Trying to extract some useful information from a website. I came a bit now im stuck and in need of your help!
I need the information from this table
http://gbgfotboll.se/serier/?scr=scorers&ftid=57700
I wrote this code and i got the information that i wanted:
import lxml.html
from lxml.etree import XPath
url = ("http://gbgfotboll.se/serier/?scr=scorers&ftid=57700")
rows_xpath = XPath("//*[@id='content-primary']/div[1]/table/tbody/tr")
name_xpath = XPath("td[1]//text()")
team_xpath = XPath("td[2]//text()")
league_xpath = XPath("//*[@id='content-primary']/h1//text()")
html = lxml.html.parse(url)
divName = league_xpath(html)[0]
for id,row in enumerate(rows_xpath(html)):
scorername = name_xpath(row)[0]
team = team_xpath(row)[0]
print scorername, team
print divName
I get this error
scorername = name_xpath(row)[0]
IndexError: list index out of range
I do understand why i get the error. What i really need help with is that i only need the first 12 rows. This is what the extract should do in these three possible scenarios:
If there are less than 12 rows: Take all the rows except THE LAST ROW.

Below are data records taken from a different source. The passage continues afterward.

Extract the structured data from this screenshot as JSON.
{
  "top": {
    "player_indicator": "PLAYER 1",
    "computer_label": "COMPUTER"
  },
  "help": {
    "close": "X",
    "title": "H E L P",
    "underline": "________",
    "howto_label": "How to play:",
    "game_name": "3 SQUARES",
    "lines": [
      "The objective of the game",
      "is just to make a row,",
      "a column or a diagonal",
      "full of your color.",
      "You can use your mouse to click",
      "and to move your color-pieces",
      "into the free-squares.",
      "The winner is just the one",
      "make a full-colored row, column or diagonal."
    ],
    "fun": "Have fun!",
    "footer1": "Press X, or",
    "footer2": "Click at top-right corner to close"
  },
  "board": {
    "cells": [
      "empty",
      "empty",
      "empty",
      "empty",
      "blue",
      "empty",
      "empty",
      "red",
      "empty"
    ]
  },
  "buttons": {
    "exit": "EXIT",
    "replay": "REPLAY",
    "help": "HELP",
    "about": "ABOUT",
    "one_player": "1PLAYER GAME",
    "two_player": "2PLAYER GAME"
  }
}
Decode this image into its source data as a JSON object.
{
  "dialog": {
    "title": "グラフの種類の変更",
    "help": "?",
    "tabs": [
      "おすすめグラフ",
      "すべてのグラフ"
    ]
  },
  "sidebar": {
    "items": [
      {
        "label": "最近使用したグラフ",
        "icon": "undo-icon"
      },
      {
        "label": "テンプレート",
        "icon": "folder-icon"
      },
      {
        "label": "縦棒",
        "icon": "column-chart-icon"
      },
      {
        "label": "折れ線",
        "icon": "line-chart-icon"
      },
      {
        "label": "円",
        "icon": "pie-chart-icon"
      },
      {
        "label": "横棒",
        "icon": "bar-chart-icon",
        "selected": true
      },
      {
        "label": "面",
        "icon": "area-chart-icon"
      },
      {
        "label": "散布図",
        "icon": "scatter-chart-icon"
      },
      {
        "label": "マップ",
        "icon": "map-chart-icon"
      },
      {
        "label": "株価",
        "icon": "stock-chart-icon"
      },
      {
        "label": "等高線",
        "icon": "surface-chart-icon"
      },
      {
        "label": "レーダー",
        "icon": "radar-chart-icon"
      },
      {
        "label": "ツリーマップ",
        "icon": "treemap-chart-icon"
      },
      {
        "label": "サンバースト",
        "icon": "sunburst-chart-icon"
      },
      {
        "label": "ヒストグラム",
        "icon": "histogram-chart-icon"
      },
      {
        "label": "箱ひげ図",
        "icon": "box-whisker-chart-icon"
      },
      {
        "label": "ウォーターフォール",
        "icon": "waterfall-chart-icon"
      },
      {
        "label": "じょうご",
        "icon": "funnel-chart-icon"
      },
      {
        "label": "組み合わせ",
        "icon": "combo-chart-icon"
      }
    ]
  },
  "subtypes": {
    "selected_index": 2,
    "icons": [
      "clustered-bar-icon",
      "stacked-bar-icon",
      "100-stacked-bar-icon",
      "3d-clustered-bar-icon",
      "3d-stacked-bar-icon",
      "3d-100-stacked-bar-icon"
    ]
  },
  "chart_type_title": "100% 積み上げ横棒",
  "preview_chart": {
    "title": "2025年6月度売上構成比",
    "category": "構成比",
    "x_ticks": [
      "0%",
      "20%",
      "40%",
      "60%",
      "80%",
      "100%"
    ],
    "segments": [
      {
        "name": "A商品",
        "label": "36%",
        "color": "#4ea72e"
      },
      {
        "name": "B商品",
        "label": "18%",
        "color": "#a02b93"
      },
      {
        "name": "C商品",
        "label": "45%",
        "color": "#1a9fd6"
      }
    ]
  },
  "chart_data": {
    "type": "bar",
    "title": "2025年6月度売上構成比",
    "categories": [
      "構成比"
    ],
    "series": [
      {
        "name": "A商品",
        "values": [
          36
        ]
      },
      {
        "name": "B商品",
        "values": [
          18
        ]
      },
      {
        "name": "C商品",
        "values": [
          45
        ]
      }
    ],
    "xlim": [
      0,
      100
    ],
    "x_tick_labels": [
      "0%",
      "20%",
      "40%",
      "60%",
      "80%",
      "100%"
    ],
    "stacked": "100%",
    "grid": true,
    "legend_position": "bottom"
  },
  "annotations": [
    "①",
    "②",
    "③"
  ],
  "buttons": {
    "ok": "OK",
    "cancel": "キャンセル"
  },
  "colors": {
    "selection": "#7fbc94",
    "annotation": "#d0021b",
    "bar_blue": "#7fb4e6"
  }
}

If there are 12 rows: same as above..
If there are more than 12 rows: Simply take the first 12 rows.
How can i can i do this?
EDIT1
It is not a duplicate. Sure it is the same site. But i have already done what that guy wanted to which was to get all the values from the row. Which i can already do. I don't need the last row and i dont want it to extract more than 12 rows if there is..